A Pandas Series
is a one - dimensional labeled array capable of holding any data type (integers, strings, floating - point numbers, Python objects, etc.). It can be thought of as a single column in a table. You can create a Series
from a list, dictionary, or NumPy array.
import pandas as pd
# Create a Series from a list
data = [10, 20, 30, 40]
s = pd.Series(data)
print(s)
A DataFrame
is a two - dimensional labeled data structure with columns of potentially different types. It is similar to a spreadsheet or a SQL table. You can create a DataFrame
from a dictionary of Series
, lists, or by reading data from external sources like CSV files.

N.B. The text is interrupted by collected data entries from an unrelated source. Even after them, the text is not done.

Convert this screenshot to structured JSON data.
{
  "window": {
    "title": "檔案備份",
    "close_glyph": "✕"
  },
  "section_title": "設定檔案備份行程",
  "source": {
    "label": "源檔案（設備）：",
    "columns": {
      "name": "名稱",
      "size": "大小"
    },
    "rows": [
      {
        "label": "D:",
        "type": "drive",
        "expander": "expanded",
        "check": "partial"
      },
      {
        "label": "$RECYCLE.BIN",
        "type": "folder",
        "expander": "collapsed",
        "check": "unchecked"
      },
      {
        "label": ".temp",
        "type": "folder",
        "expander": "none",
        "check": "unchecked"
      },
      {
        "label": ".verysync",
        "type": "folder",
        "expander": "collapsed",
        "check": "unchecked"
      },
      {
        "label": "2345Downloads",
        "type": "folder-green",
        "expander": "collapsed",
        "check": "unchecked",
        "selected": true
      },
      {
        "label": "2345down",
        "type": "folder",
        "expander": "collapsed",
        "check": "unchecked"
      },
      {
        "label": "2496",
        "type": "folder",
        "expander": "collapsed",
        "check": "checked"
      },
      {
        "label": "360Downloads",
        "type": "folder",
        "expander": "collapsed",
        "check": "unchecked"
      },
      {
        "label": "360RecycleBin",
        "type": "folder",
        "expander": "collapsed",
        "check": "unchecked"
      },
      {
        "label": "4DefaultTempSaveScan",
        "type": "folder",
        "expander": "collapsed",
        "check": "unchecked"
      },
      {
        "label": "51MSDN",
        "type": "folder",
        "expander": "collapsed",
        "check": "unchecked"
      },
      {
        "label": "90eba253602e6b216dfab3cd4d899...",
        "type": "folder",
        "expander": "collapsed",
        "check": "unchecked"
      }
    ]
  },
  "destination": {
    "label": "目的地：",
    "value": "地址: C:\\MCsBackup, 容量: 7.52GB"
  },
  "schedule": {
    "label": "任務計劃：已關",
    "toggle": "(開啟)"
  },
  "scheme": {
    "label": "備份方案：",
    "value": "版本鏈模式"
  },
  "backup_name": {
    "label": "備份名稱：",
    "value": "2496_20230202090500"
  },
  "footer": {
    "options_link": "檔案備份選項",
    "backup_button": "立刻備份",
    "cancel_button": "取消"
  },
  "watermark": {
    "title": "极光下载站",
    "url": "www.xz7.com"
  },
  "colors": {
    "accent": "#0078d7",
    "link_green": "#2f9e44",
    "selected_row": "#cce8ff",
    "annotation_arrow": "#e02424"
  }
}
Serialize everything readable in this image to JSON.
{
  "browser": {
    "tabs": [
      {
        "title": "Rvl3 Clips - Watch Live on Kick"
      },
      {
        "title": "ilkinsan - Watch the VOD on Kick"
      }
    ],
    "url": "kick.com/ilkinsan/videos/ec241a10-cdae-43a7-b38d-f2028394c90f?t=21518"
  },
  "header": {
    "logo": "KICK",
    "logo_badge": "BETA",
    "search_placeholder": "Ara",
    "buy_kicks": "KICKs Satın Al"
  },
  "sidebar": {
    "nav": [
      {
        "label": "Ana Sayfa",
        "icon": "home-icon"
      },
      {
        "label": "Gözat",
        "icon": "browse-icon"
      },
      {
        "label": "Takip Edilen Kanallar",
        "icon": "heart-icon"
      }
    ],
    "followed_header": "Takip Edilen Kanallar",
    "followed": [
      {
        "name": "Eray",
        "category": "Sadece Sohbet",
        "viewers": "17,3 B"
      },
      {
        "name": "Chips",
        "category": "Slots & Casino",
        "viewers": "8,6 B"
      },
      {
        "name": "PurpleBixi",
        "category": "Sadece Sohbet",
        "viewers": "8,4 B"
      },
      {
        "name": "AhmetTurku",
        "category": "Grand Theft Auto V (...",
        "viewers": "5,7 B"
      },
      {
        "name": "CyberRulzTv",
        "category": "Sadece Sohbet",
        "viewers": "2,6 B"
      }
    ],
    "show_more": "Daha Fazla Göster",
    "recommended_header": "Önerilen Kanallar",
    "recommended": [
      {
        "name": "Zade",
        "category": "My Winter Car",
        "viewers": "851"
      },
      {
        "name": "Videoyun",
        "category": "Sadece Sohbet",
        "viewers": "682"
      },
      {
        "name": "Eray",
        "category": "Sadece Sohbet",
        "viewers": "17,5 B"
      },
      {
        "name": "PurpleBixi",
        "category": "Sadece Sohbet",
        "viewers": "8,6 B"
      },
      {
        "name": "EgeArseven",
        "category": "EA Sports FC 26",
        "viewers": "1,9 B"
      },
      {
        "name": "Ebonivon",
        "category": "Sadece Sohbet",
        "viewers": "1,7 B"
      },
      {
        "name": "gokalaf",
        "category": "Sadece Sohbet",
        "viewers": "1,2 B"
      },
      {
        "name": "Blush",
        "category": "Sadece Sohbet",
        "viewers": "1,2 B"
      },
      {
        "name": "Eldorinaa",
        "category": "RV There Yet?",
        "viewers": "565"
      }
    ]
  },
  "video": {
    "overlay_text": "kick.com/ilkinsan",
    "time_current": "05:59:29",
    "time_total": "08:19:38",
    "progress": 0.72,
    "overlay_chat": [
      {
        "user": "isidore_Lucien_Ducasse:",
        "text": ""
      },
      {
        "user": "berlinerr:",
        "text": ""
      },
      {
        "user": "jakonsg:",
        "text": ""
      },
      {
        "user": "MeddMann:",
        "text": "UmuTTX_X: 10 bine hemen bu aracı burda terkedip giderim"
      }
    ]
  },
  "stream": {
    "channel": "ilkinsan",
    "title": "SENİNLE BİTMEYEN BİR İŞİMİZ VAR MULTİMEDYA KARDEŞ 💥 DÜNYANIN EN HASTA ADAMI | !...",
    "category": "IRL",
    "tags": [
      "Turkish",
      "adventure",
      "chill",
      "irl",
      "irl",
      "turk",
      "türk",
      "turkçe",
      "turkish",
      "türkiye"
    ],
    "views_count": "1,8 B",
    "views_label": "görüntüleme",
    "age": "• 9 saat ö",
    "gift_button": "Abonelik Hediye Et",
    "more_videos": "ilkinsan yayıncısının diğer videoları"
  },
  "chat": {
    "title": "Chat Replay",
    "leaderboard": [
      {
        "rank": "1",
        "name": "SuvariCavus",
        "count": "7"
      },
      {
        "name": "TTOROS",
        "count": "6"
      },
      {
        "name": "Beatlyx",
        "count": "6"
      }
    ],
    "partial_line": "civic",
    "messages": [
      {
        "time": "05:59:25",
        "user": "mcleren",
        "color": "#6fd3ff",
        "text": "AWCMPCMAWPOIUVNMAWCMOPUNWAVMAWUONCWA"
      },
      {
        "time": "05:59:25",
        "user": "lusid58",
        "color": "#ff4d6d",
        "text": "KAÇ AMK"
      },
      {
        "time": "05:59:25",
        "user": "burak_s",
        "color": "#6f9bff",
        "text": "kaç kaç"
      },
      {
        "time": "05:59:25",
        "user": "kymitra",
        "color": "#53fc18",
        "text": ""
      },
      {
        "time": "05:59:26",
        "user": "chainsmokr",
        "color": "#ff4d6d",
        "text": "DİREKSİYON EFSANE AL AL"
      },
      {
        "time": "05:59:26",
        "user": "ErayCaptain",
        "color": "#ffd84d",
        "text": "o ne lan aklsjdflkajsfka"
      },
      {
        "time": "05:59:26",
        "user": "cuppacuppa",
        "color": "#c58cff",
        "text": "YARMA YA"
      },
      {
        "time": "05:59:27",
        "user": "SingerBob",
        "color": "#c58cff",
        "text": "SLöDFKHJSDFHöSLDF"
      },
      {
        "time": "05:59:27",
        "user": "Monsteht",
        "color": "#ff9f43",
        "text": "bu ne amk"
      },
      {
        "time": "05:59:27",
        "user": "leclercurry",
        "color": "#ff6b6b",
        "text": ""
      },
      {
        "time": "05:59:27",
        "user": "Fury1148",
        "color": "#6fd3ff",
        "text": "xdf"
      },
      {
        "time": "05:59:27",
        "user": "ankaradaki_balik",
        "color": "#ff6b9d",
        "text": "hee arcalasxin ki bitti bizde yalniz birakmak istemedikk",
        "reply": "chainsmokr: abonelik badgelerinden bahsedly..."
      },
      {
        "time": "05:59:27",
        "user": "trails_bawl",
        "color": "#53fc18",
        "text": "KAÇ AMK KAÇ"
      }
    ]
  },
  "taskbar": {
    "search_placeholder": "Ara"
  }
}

# Create a DataFrame from a dictionary
data = {'Name': ['Alice', 'Bob', 'Charlie'],
'Age': [25, 30, 35]}
df = pd.DataFrame(data)
print(df)
To start using Pandas in a Jupyter Notebook, you first need to install it if it’s not already installed. You can use pip
or conda
for installation.
# Install Pandas using pip
!pip install pandas
# Import Pandas in Jupyter Notebook
import pandas as pd
Pandas provides various functions to import and export data in different formats. The most common format is CSV (Comma - Separated Values).
# Import data from a CSV file
df = pd.read_csv('data.csv')
# Export data to a CSV file
df.to_csv('new_data.csv', index=False)
You can select specific columns or rows from a DataFrame
using different methods.
# Select a single column
ages = df['Age']
# Select rows based on a condition
adults = df[df['Age'] >= 18]
print(adults)
Pandas allows you to perform various operations on data, such as adding columns, calculating statistics, and sorting.
# Add a new column
df['IsAdult'] = df['Age'] >= 18
# Calculate the mean age
mean_age = df['Age'].mean()
print(mean_age)
# Sort the DataFrame by age
sorted_df = df.sort_values(by='Age')
print(sorted_df)
Exploratory Data Analysis (EDA) is an important step in understanding your data. Pandas provides functions to get basic information about the data, such as the number of rows and columns, data types, and summary statistics.
# Get basic information about the DataFrame
print(df.info())
# Get summary statistics
print(df.describe())
Real - world data often contains missing values, duplicates, or incorrect data. Pandas can help you clean your data.
# Check for missing values
print(df.isnull().sum())
# Drop rows with missing values
df = df.dropna()
# Remove duplicate rows
df = df.drop_duplicates()
When working with Pandas in a Jupyter Notebook, it’s important to organize your code into logical sections. Use markdown cells to explain your thought process and separate different parts of your analysis.
For large datasets, performance can become an issue. You can use techniques like using the appropriate data types, avoiding unnecessary copies, and using vectorized operations.
# Use the appropriate data type
df['Age'] = df['Age'].astype('int8')
Pandas in combination with Jupyter Notebook offers a powerful and flexible environment for data analysis. By understanding the fundamental concepts, usage methods, common practices, and best practices, you can enhance your workflow and perform efficient data analysis. Whether you are a beginner or an experienced data analyst, these tools can help you gain insights from your data more effectively.